The common refrain after a loss of this magnitude is that the team should burn the game film and move on. McLeod Bethel-Thompson whole-heartedly disagreed, calling on his teammates to own the loss in what was a brisk address to reporters after the final whistle.

“We don’t turn the page at all. We look at ourselves deeply in the mirror,” he said, barely hiding his own frustrations.

“This is great. We’ll find out who the heck we are. You’ve got two ways to go, either shrivel up or you stand up, be a man and take it. We’re not shying away from anything. This is awesome for us. We need it.”

While far from responsible for the loss, the quarterback’s own stat line was middling. He was an efficient 15-of-21 passing for just 178 yards and an interception, before getting pulled in the fourth quarter. It was a decision that led to a heated exchange on the sideline between Dinwiddie and Bethel-Thompson, but the head coach down-played its importance post-game.

“He didn’t want to come out. He wanted to finish the game and most competitors do, but it’d be foolish for me to leave him in the game,” Dinwiddie explained.

“He gets hurt and we lose our starting quarterback. I just lost my [right tackle], how am I going to lose my quarterback at the same time? He didn’t understand it. He wanted to play and I get that. But at the same time, I can’t jeopardize losing my quarterback.”

While the coach and signal-caller may need a more in-depth conversation to set aside any hurt feelings, both are already on the same page when it comes to the path forward. The Argonauts have two choices and eight days until they take on the defending champion Winnipeg Blue Bombers.

“Are we going to implode or are we going to get better?” Dinwiddie asked rhetorically. “I hope we get better.
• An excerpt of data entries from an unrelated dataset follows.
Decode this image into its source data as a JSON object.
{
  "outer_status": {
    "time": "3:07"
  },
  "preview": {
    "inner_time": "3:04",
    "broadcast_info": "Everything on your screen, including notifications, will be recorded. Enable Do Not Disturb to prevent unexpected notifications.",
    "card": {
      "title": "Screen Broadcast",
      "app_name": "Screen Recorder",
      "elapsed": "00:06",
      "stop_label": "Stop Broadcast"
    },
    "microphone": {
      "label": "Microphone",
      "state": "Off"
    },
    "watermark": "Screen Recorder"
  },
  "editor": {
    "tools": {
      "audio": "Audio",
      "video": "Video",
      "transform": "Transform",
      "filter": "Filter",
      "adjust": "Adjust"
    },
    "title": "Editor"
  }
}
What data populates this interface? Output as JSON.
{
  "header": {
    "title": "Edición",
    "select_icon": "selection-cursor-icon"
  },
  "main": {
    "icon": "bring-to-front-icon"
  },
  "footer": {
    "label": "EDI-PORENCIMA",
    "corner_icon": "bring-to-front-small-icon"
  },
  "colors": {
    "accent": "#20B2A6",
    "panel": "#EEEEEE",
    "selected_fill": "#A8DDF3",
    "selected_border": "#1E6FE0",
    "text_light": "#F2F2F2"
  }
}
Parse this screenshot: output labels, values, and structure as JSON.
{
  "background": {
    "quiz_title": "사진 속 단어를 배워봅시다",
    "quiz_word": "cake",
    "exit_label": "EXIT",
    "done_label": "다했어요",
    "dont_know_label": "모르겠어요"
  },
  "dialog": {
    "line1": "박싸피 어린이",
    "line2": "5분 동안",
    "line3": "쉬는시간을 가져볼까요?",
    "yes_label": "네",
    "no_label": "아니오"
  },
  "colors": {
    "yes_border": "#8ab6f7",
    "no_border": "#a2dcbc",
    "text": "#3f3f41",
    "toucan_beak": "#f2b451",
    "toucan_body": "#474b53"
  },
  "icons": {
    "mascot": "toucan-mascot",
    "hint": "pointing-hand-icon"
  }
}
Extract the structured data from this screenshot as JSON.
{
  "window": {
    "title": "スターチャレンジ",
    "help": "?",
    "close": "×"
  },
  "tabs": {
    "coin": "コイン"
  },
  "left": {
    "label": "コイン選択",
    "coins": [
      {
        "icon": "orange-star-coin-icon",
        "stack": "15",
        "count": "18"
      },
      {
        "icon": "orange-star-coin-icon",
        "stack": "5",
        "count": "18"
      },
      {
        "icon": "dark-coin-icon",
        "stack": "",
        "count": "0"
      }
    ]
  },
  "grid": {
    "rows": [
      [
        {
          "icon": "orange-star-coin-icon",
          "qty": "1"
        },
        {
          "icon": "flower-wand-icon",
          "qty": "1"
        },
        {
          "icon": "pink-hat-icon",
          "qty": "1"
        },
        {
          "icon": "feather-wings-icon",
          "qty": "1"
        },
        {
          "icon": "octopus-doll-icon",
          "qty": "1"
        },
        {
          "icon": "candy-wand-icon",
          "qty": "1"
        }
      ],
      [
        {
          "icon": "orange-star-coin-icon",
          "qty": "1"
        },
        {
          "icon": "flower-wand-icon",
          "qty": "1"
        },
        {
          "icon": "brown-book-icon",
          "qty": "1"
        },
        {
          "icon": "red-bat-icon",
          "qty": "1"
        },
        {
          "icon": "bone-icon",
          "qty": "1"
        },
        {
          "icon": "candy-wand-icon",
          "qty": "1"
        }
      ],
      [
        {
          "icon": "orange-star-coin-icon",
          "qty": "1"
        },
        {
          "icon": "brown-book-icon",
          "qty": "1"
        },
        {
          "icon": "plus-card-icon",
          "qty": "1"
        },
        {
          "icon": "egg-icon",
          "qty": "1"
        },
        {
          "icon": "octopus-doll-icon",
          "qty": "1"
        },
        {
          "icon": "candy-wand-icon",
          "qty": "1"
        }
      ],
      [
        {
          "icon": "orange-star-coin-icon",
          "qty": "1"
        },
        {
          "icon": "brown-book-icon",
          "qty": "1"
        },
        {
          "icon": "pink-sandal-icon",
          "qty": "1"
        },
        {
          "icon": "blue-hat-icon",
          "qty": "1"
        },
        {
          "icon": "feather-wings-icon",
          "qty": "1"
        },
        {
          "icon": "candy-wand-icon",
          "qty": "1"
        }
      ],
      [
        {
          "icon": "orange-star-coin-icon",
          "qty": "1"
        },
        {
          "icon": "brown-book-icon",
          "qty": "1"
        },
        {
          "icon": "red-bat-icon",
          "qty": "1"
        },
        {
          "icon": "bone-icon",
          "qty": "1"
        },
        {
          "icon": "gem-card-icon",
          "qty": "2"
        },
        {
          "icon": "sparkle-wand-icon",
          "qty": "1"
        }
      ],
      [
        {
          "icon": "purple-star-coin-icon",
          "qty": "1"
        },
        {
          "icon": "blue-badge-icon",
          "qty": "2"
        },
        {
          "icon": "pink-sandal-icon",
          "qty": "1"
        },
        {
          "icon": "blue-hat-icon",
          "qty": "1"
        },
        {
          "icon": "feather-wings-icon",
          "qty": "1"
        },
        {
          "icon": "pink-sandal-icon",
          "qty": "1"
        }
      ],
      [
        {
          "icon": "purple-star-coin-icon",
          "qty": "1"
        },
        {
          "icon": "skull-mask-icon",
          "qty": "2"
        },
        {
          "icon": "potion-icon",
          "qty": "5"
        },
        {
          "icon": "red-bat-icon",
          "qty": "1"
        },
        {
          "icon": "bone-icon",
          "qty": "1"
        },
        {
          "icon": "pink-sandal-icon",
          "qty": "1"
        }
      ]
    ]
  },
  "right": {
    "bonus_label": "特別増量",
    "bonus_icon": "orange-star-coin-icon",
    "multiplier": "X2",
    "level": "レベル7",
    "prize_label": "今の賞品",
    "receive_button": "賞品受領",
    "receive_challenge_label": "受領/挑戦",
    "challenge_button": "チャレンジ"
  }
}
We need to get better. I don’t even have the words to describe how bad I feel and everybody in that locker room does. And we should. We’re pros, we’ve got to be better than that. That was just flat-out embarrassing. It looked like a college team.”

“That was a tough loss. It sucks. I hate it, but we can’t let it ruin our season.”

J.C. Abbott is a University of British Columbia graduate and high school football coach. He covers the CFL, B.C. Lions, CFL Draft and the three-down league's Global initiative.